If the prices come down these might be worth buying, but most were bought at peak pricing. We can pull about 100 +/– listings out of the inventory––like a big blob just sitting there. Some of these may end up in foreclosure, but most will just sit. Like I have reiterated before, when it comes to this class of units there is only a small percentage worth owning––ones with great locations within the project, views, sun, etc. In the condo hotel product the top floor is nice. (I recently noted a sale of a 2 bedroom in the Village, great price, but I sincerely hope the new owners are hard of hearing.)
Then my scrubbing mind goes to the “Why?” part of the inventory. Newbies can sell them but I can’t. Second homeownership should have positive connotations––great experiences and memories and anticipation of future ones. While no property is perfect, one of the goals is to minimize the nightmares. Spend some time with a conscious (or self conscious) Realtor and you know that scrubs out another 60 or 70 properties. Why? Poor locations (even though some of these units might be new), funky HOAs, long histories of defects and problems––the things your home inspector won’t find, etc. (I’ll still take a 40-year old Chateau Blanc unit over a great deal of the inventory.)
And now I get down to scrubbing on good properties that just aren’t priced to the market at this point in time.
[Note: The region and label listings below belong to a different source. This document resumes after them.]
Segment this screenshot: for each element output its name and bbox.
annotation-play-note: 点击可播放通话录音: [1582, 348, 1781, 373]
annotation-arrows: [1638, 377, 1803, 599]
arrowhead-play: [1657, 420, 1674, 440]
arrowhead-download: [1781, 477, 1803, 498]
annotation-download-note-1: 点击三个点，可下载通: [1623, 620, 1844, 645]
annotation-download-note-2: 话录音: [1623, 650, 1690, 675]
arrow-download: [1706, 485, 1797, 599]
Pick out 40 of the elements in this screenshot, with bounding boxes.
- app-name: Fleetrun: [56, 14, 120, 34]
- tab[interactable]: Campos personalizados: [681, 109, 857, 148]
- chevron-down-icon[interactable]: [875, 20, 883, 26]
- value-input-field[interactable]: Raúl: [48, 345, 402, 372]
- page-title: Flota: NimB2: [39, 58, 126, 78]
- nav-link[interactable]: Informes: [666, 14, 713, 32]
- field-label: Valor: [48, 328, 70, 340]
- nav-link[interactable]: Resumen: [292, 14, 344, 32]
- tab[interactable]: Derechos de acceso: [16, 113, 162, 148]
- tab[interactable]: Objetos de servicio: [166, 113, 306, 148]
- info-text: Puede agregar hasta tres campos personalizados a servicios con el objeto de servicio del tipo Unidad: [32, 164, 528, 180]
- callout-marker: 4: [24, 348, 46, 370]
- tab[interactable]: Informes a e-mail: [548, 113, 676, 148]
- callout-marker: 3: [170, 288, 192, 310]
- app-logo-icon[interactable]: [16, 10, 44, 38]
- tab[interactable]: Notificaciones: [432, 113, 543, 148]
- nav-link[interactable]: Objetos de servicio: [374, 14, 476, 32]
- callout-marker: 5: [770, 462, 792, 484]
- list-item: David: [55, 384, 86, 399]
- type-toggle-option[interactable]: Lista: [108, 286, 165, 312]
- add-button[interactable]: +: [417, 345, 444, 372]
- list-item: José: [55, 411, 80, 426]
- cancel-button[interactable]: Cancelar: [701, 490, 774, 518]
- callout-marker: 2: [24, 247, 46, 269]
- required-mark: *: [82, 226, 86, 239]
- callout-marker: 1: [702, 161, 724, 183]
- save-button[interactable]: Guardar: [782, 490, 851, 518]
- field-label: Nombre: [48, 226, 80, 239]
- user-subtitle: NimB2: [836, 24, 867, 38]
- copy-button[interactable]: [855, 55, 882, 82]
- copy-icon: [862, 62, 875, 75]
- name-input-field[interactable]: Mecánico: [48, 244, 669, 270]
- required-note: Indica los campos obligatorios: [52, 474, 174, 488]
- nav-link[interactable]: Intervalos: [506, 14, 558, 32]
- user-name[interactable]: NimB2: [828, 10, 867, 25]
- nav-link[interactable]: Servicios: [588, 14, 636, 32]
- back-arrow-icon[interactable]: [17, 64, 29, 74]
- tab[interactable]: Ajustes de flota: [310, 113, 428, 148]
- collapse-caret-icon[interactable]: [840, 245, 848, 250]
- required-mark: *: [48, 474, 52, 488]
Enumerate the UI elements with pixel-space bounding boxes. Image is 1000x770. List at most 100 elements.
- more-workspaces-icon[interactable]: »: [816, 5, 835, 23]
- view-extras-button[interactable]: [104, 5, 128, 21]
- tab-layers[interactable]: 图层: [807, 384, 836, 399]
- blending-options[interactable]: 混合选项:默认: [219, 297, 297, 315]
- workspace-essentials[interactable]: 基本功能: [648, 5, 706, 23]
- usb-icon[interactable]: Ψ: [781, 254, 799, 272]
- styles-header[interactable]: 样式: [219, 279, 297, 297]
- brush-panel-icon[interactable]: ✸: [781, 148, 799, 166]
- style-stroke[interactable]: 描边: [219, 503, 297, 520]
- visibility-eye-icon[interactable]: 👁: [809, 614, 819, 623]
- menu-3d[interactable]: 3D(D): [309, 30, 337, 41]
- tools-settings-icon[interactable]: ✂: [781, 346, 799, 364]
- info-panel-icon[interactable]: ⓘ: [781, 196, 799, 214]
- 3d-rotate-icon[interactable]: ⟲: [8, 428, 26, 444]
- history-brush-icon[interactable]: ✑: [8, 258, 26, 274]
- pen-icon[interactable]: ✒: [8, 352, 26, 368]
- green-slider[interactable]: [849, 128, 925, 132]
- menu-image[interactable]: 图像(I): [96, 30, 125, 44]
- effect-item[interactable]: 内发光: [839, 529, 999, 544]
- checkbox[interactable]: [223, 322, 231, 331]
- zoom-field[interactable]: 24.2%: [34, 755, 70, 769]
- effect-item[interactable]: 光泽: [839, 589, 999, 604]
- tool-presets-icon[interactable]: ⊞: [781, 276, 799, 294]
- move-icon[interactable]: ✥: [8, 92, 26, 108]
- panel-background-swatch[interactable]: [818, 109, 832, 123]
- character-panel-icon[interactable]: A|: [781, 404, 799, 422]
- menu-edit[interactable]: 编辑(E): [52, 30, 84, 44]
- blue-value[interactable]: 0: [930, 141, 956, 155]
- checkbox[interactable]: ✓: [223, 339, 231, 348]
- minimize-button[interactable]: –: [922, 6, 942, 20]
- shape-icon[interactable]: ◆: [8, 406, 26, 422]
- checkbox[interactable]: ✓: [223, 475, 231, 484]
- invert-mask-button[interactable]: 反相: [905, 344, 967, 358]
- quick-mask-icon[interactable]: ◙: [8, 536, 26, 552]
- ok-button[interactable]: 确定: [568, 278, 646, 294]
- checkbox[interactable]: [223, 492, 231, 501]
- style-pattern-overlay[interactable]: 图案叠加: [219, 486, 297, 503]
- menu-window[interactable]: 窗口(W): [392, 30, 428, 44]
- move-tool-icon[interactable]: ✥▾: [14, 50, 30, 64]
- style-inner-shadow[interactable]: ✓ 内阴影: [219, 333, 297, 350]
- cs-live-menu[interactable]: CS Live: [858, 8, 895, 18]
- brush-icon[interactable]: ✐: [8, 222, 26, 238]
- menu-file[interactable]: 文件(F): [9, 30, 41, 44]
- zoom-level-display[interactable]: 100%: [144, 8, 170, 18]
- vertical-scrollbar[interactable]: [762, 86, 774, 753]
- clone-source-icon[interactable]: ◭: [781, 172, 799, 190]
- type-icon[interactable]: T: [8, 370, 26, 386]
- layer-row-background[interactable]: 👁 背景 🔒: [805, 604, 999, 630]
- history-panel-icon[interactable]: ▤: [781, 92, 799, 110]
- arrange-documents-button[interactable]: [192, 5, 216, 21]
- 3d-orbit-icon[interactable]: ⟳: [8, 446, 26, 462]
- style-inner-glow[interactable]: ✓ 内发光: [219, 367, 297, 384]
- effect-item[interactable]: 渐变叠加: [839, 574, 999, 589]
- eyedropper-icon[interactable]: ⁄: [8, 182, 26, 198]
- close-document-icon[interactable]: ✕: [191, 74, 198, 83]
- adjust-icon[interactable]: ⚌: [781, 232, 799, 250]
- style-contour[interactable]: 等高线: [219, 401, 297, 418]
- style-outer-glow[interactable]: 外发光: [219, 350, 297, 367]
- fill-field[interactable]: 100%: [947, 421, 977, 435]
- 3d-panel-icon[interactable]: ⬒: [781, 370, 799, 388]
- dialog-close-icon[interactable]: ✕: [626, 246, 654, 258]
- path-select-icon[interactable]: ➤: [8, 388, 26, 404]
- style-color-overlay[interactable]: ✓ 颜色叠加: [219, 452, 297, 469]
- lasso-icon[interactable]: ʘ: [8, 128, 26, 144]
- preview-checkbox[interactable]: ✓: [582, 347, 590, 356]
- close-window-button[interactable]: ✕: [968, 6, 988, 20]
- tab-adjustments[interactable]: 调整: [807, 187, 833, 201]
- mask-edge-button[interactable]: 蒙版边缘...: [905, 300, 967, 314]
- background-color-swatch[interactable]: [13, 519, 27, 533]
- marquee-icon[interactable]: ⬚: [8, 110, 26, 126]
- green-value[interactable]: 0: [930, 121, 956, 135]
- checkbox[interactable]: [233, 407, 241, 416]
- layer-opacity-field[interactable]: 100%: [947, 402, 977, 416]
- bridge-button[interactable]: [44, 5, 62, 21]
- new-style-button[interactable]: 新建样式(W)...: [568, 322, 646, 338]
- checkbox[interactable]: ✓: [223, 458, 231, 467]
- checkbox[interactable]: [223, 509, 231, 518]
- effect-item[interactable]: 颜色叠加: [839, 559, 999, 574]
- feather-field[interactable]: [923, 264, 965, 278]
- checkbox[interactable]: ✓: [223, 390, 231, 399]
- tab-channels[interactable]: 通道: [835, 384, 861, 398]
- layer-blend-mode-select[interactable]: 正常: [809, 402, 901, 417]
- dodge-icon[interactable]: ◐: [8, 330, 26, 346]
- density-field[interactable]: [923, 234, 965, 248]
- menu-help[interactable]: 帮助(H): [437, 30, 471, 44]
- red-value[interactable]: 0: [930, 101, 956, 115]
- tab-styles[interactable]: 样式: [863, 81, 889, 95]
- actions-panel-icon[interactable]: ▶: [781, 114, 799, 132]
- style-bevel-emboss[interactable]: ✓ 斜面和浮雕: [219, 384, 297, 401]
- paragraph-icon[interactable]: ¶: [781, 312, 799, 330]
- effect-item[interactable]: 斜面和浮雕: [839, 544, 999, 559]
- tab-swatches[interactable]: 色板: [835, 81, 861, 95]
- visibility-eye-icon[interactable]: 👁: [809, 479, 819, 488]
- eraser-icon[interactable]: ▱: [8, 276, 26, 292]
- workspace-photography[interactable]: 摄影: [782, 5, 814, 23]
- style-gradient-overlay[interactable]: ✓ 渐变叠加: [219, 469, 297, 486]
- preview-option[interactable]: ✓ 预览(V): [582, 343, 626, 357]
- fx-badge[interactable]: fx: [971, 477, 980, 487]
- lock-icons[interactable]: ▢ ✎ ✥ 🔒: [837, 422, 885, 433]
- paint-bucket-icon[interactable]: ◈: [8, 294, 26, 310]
There’s nothing wrong with the property. The local agents (myself included) are, in the past couple of months, really beginning to take a stance on pricing. It is just market reality. The agents and owners have been programmed by years of increased pricing and even taking the risk of “leaving money on the table”. Those days are over. I see no “magic pill” announcements or legislative stimulus package (just more great skiing). The media and the lending environment (the return to traditional lending standards) have taken their toll. The good news is that there are still buyers interested in Mammoth. And they already have the bulk of the information to make their buying decisions. And they aren’t going to pay 2005 pricing for less than spectacular properties.
The problem is the inventory is swollen with properties that simply aren’t going to sell, at or near their currently listed price. We have proven that they will sell at something substantially less. The “don’t have to sell” owners who have their properties listed are doing the market a great disservice by bloating the inventory. The local agents and these sellers appear to be wising up. On the other hand, there are sellers hoping to sell at their price but can’t because their loan amounts exceed the current value. Some agents are marketing these as potential short sales. To make these short sales work in a second home/investment environment, something is going to have to give. Owners are going to have to put money into the transaction or the lenders are going to have change some historical policy. So far, I’m still a short sale skeptic in this market. The agents working these transactions may tire with frustration, especially for a reduced commission. The short sale buyer may conclude they aren’t getting a good enough deal.
So at the end of scrubbing the inventory, there remains a small, maybe less than 50, amount of condos to pay attention to. But the scrubbing is an almost constant. Oops, look at that, this new listing is priced to sell. Better go take a look. See ya!